Kevin Macdonald’s compelling documentary traces John Galliano’s working and private life through the decades, candidly investigating his struggles with addiction and the industry pressure he faced along the way, questioning whether his outbursts were explainable, rationalisable, or even forgivable.
The first we see of the influential John Galliano is him inebriated back in 2011. Consumed by arrogance and liquor, Galliano verbally attacks strangers at Café La Perle in Paris. Galliano assumes strangers in the café are Jewish, telling them that their forefathers would have been exterminated under Nazi rule before continuing to express admiration for the Holocaust and Hitler. This was one of three separate incidents at the Café La Perle where Galliano attacked patrons with his hate speech.
However, today, over ten years later, the sober and remorseful John Galliano can recall only one incident until his assistant prompts him about another; the third seems entirely amiss to his memory. Today’s Galliano is clean and poised, his hair in a man bun as though he turned a new leaf as a yogi. Yet, it’s clear that his knowledge of theatre and performance still lingers. The designer, who revelled in assembling catwalks with narratives, still has an aura of direction, as though each delivery to the camera is its performance, like his work on the runway. “I’ll tell you everything”, he remarks, addressing us directly through the lens. He knows we want to know everything, but he’s a showman with a performance to do.
Director Kevin Macdonald chronologically pieces the legacy of John Galliano through archive footage of the designer preparing models for the runway or through historic interviews for broadcast, with supplementary audio interviews to support. The interviews include actresses Charlize Theron and Penélope Cruz, models Kate Moss and Naomi Campbell and former CEO of Dior, Sidney Toledano, who together piece an idea of the toxic environment of the industry, echoed in the deaths of long-term collaborator Steven Robinson and fellow designer Alexander McQueen.

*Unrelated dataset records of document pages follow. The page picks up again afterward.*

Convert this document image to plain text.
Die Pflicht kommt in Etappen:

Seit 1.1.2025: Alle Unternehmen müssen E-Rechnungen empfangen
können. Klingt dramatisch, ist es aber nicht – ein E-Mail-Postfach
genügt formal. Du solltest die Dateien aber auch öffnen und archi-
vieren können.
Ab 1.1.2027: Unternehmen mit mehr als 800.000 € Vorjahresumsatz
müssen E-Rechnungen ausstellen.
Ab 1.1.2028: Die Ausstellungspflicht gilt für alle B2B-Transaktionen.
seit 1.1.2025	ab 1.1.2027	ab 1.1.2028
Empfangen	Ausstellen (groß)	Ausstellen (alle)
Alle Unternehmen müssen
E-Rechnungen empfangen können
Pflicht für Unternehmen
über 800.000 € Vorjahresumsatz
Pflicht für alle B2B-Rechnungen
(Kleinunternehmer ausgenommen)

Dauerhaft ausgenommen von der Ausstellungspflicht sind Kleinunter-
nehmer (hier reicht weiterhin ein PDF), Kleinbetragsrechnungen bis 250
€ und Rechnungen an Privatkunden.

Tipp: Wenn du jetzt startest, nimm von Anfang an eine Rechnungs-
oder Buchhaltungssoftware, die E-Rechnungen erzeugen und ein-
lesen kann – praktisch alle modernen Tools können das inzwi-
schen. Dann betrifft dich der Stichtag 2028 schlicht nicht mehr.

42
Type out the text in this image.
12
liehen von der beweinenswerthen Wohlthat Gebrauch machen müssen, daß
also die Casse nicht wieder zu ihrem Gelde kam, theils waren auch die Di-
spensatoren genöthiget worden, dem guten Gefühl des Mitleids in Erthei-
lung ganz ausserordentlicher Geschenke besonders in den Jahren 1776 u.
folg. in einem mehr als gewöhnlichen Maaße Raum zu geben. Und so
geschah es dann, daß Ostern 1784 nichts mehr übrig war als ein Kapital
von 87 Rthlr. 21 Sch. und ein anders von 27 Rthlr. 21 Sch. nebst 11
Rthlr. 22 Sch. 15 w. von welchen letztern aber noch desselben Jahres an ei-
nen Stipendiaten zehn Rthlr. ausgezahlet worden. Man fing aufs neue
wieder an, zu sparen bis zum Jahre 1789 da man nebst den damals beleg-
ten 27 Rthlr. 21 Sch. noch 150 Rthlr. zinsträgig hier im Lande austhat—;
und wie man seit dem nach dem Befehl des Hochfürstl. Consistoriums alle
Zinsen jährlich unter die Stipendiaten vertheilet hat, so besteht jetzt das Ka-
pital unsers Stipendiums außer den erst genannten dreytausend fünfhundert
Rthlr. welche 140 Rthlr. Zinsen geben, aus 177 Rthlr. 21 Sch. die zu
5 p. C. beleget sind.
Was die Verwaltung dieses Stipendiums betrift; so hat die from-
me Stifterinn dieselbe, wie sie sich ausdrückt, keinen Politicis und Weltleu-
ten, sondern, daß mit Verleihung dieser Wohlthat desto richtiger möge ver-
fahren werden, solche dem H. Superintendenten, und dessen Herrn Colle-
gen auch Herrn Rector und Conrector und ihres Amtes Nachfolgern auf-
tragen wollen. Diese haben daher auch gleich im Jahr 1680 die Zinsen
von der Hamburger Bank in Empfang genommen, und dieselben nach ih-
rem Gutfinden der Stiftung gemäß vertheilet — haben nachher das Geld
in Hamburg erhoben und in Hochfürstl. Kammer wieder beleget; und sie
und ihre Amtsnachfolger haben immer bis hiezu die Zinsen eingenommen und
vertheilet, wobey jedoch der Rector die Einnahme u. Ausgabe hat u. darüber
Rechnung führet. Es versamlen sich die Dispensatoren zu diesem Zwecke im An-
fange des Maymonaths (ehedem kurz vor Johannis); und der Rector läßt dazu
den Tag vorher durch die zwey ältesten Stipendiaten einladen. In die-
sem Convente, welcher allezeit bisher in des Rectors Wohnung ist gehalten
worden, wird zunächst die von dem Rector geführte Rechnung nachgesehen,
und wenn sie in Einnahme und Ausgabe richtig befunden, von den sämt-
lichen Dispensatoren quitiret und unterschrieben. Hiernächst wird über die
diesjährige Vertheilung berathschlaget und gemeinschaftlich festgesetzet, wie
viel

Whilst the models do attempt to preserve Galliano’s career, with Naomi Campbell vehemently denying Galliano as racist, Toledano, with the air of a mafioso, ominously alludes to unresolved tensions between the House and the designer that suggests a complexity to the politics of the documentary is unable to explore fully.
Macdonald’s meticulous weaving of the events encourages audiences to lean into Galliano as a designer, inviting those unfamiliar with fashion into its story. But, most impressive is how Macdonald orchestrates the interviews that give audiences an idea of the story he’s trying to tell. Choosing to frame all the subjects to either the left or right of the frame, Macdonald subconsciously shows that the contributors are supporting actors, whilst Galliano is the lead act, the only one positioned in the frame’s centre.
Macdonald takes this leading character idea further, forcing it to fit a Napoleonic storyline, intercutting between Galliano’s interview and archive footage of Abel Gance’s Napoleon (1927) after Galliano expresses his love for the film. However, Macdonald reads into this an obsession, hammering the point cutting between John Galliano and Albert Dieudonné dressed in flamboyant garments, each rallying cries of leadership to the French to follow their leadership blindly. Thankfully, as Macdonald continues pedalling the idea, Galliano pushes back, and it’s through this that audiences get a sobering truth, a Galliano unfiltered, which explains perhaps the root cause of the outbursts.
However, throughout the interview, Galliano presents as deeply remorseful. Even though Macdonald’s research gains access to hearing from the victims, it offers counter perspectives claiming the designer is yet to apologise. It presents a narrative of Galliano that many outside the industry will be left to side with. As the designer continues working in fashion, now for Maison Margiela, Macdonald alludes to the conversation of cancel culture and whether a disgraced artist can, or should, be allowed to continue.
A considered and well-crafted documentary, High and Low: John Galliano, teeters into documentary storytelling associated with terrestrial broadcast; still, its understanding of archive compilation and allowing the interviewees moments of reflective beats invites audiences to question whether Galliano is antisemitic or whether, as Galliano hopes, his redemption attempts better represent his character.
High and Low: John Galliano is in UK cinemas from 8 March 2024.